HTMLGiant’s Catherine Lacey points to Wallace Stegner‘s 1959 essay “To a Young Writer,” which is part buck-up-little-camper speech, part warning about the degradations of the publishing industry. It’s beautifully written, though, and something of a classic—so much so that for the low, low price of $790 you can own a limited edition of the essay in book form, built of wood and cloth and calfskin and handmade paper.

Lacey was struck by what Stegner’s piece had to say about self-indulgence. I was struck by what it had to say about critics:

Some good reviews you undoubtedly will get, but also many routine plus-minus ones that will destroy you with their impercipience, and a few flip ones by bright young men who will patronize you in five hundred words or spend their space telling how trying was the heat on the New Haven as they read this book on the commuters’ special.

And especially struck by Stegner’s points about the audience for literary fiction, which suggest that little has changed (or rather, that things back then weren’t much different or “better” than they are now):

The readers do exist.

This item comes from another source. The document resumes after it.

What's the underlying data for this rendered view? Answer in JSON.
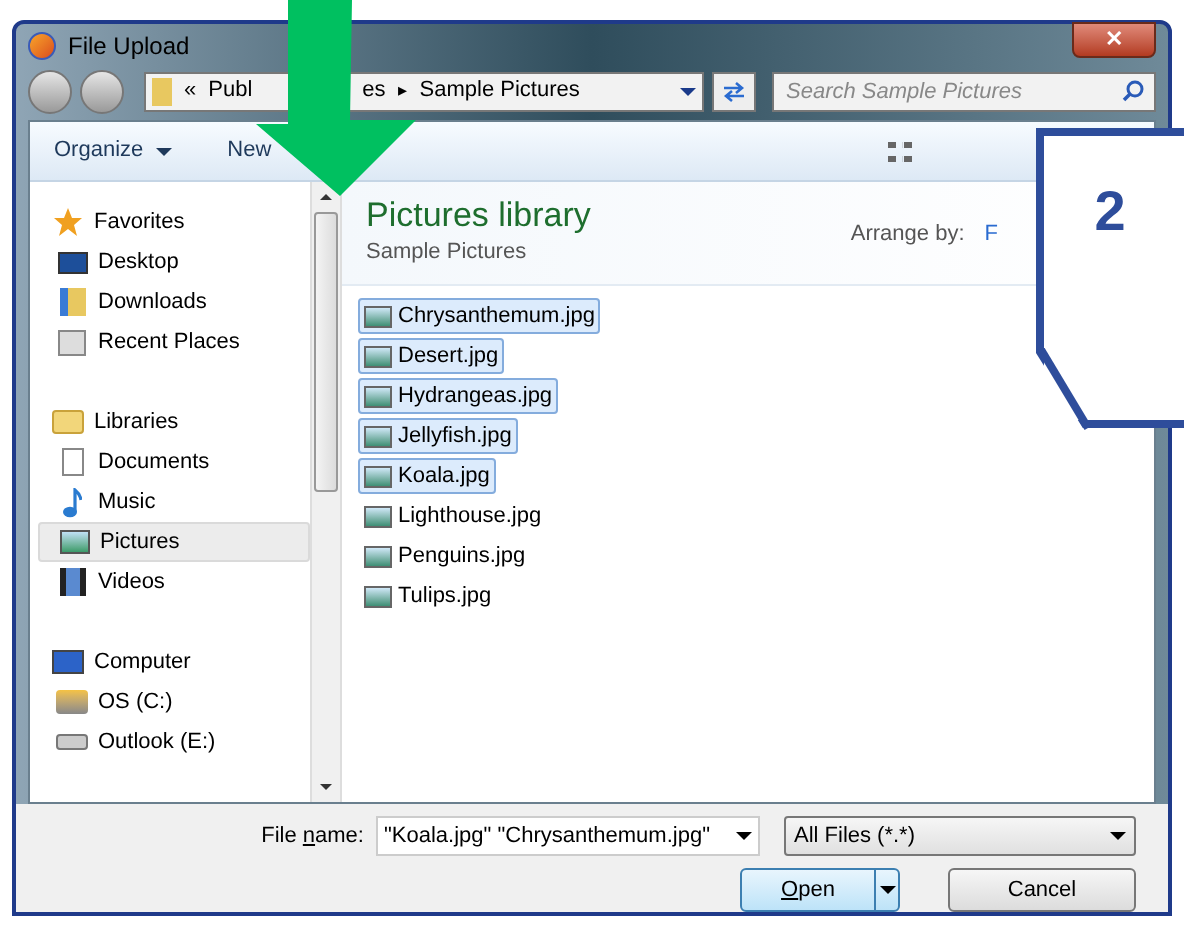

Jacques Barzun confidently guesses that there are at least thirty thousand of them in the United States, though they may have to be found vertically through many years rather than horizontally in any one publishing season, and though the hope of your reaching them all is about like the possibility of your tracking down all the surviving elk in America. But any of them you find you will treasure. This audience, by and large, will listen to what you say and not demand that you say what everyone else is saying or what some fashionable school or clique says you should say. They are there, scattered through the apparently empty theater, listening and making very little noise. Be grateful for them. But however grateful you are, never, never, never write to please them.

Still, I think Lacey herself gets in the best line about writing: “Good writing goes deeper than the self; it isn’t about you, in particular,” she writes. “It’s a hole that you dug through yourself using words like pick-axes until you reached everyone else, or at least a lot of other people.”